Warhol referred to his photos as his visual diary, which transports us into his Warholian World.
William S. Burroughs
The exhibition continues with William S. Burroughs (1914-1997), an influential American novelist, essayist and artist, and a cult icon. Coinciding with the centenary of Burroughs' birth, Taking Shots exhibition focuses on his large photographic oeuvre, offering new and important insights into his artistic and creative processes.
The show features over a 100 book size works, mainly black and white, many rarely or never before seen.
These include vintage photographs, collages and assemblages alongside related ephemera such as postcards, magazines and book covers and adverts used in Burroughs' pieces.
Also included in the space is Towers Open Fire (1963), a short experimental film by Antony Balch influenced by Burroughs' theories of the image.

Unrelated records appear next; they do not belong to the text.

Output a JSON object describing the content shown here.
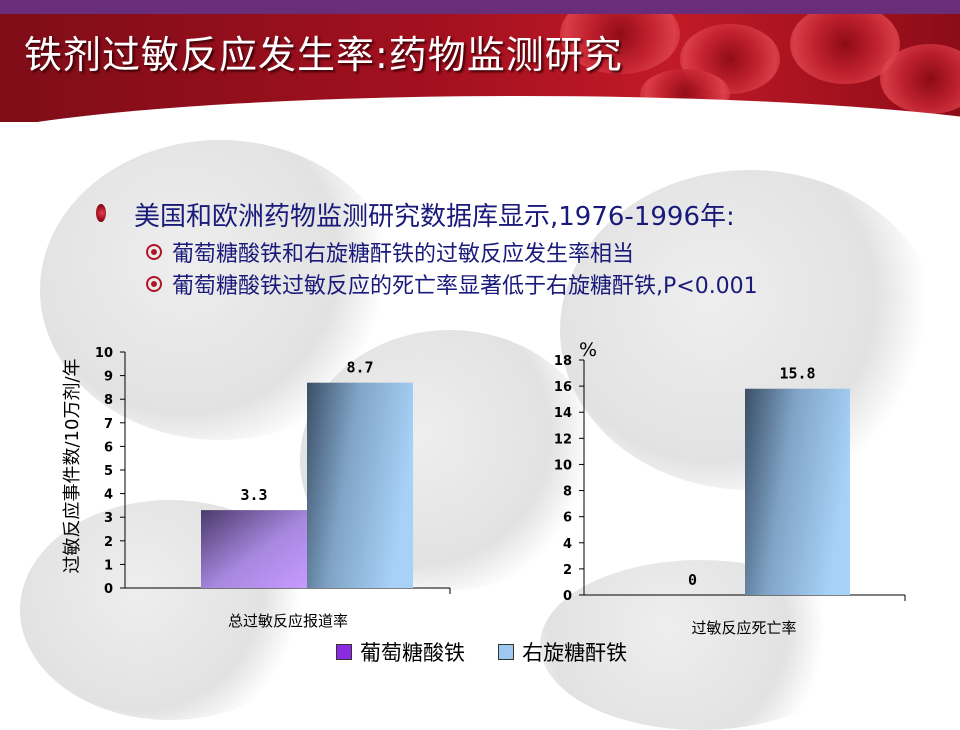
{
  "title": "铁剂过敏反应发生率:药物监测研究",
  "content": {
    "main_point": "美国和欧洲药物监测研究数据库显示,1976-1996年:",
    "sub_points": [
      "葡萄糖酸铁和右旋糖酐铁的过敏反应发生率相当",
      "葡萄糖酸铁过敏反应的死亡率显著低于右旋糖酐铁,P<0.001"
    ]
  },
  "legend": {
    "items": [
      {
        "label": "葡萄糖酸铁",
        "color": "#8a2be2"
      },
      {
        "label": "右旋糖酐铁",
        "color": "#9ec8f0"
      }
    ]
  },
  "colors": {
    "header_red": "#a3101f",
    "stripe_purple": "#6a2d7a",
    "text_navy": "#1a1a7a",
    "bar_purple_light": "#c89aff",
    "bar_purple_dark": "#4a3a6a",
    "bar_blue_light": "#a7d1f7",
    "bar_blue_dark": "#3a4f66"
  },
  "chart_data": [
    {
      "type": "bar",
      "ylabel": "过敏反应事件数/10万剂/年",
      "xlabel": "总过敏反应报道率",
      "ylim": [
        0,
        10
      ],
      "yticks": [
        0,
        1,
        2,
        3,
        4,
        5,
        6,
        7,
        8,
        9,
        10
      ],
      "series": [
        {
          "name": "葡萄糖酸铁",
          "value": 3.3,
          "label": "3.3"
        },
        {
          "name": "右旋糖酐铁",
          "value": 8.7,
          "label": "8.7"
        }
      ],
      "grid": false
    },
    {
      "type": "bar",
      "unit_label": "%",
      "xlabel": "过敏反应死亡率",
      "ylim": [
        0,
        18
      ],
      "yticks": [
        0,
        2,
        4,
        6,
        8,
        10,
        12,
        14,
        16,
        18
      ],
      "series": [
        {
          "name": "葡萄糖酸铁",
          "value": 0,
          "label": "0"
        },
        {
          "name": "右旋糖酐铁",
          "value": 15.8,
          "label": "15.8"
        }
      ],
      "grid": false
    }
  ]
}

The title, Taking Shots, refers to photography but also to Burroughs' well-known heroin addiction and his obsession with firearms. The photographs exhibited were mainly taken between the early 1950s and 70s in locations including London, Paris, New York and Tangier. Burroughs' images are organised into categories including self-portraits, street scenes, intimate domestic interiors, assemblages, construction sites, and portraits of fellow writers and artists, like Jack Kerouac, Allen Ginsberg, and Brion Gysin, and friends and lovers.

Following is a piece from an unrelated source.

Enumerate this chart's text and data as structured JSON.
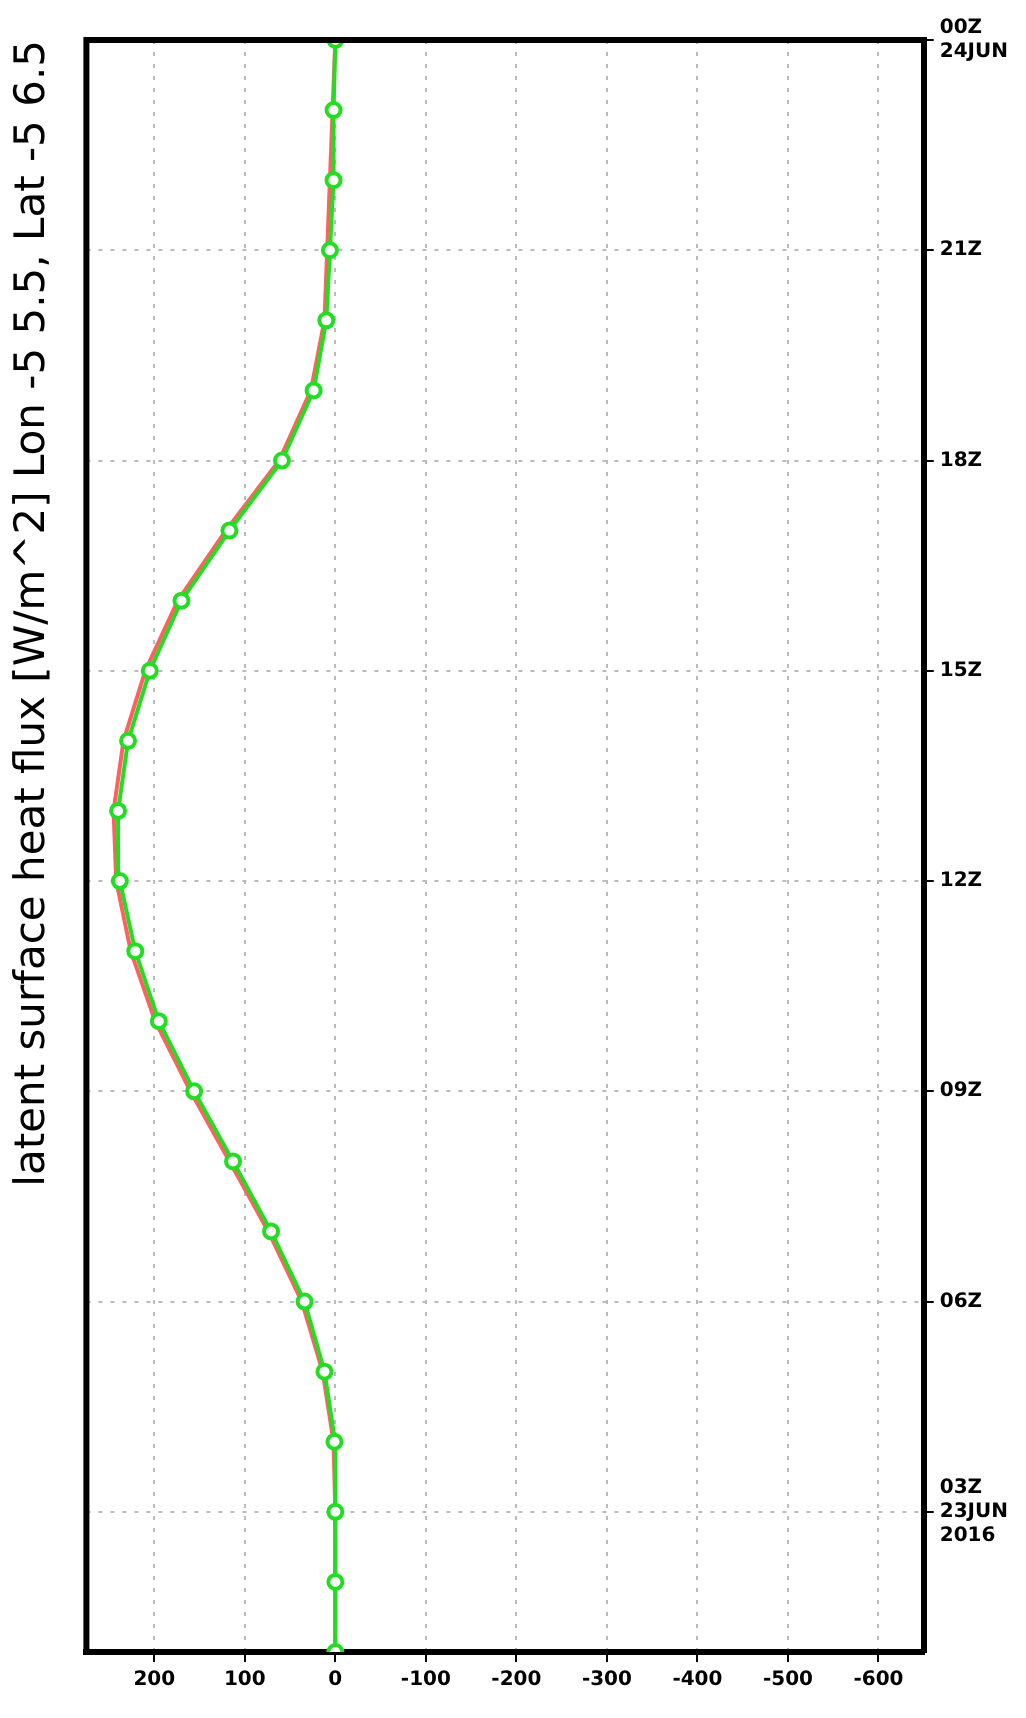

Burroughs is well known for his use of 'cut-up' in which the photographs are subject to cut-up experiments with writing and images.
Personally, I think this is the best series by far.
Burroughs argued that "a collage is an art, like flower arranging. The cut up method brings to writers the collage, which has been used by painters for 15 years. You cannot will spontaneity. But you can introduce the unpredictable spontaneous factor with a pair of scissors."
The school of cut-up was invented by engineer and mathematician Ian Sommerville and Burroughs, a process of photo reduction where hundreds of photo were condensed into single frames. The photographs work as a biographical memory of Burroughs' life.
His St. Louis photographic series evoke memories of his childhood, London Assemblages picture Burroughs' family friends, and What Was, What Isn't intimate series, reveal Burroughs' sexual encounters.
The layout of the show is like an open book offering an intimate approach to William S. Burroughs' life and work.
David Lynch
The last floor brings Lynch's The Factory Photographs a cinematic style of dark, brooding and ominous images of derelict factories.
The photographs are all shot in black and white in locations including Germany, Poland, New York and England.
They are ninety black and white Gelatin-Silver paper photographs (1980-2000) that depict relics of a lost world by capturing passages, detritus and decay of what are now, haunting cathedrals of a bygone industrial era slowly overtaken by nature's innate power.
Lynch began taking photographs of factories when scouting for shooting locations and many of his images seem to possess an inherent potential for being the setting of a story. Functionless, disintegrating, rundown, the 'factory' appears in Lynch's 'personal narrative' as an enclave, a refuge from the onrush of progress and modern technology.
Passion for the dark captures the uninhabited locations once proud emblems of progress now deserted and reclaimed by nature.
Lynch reveals "Such shapes and textures and there is a deep mystery...there are a lot of parts of the factories that are much darker and I always say whenever there is darkness, the mind kicks in and create your stories and mysteries, and it's all in there, a beautiful world."
Even the texture of the prints resembles the soot, vapours and fine dust covering the surfaces depicted. The black and whites fumes, smoke, chimneys, debris, bricks, smashed windows, wires, deserted factories, cracked windows glass, pipes are a complete contrast with Lynch's technicolour films.
This show highlights how to find beauty in the most obscure, obsolete and forgotten parts of life.
Warhol, Lynch and Burroughs could see in the darkness and help us to see through it.
Virginia Damtsa is the co-founder of contemporary art gallery Riflemaker with Tot Taylor.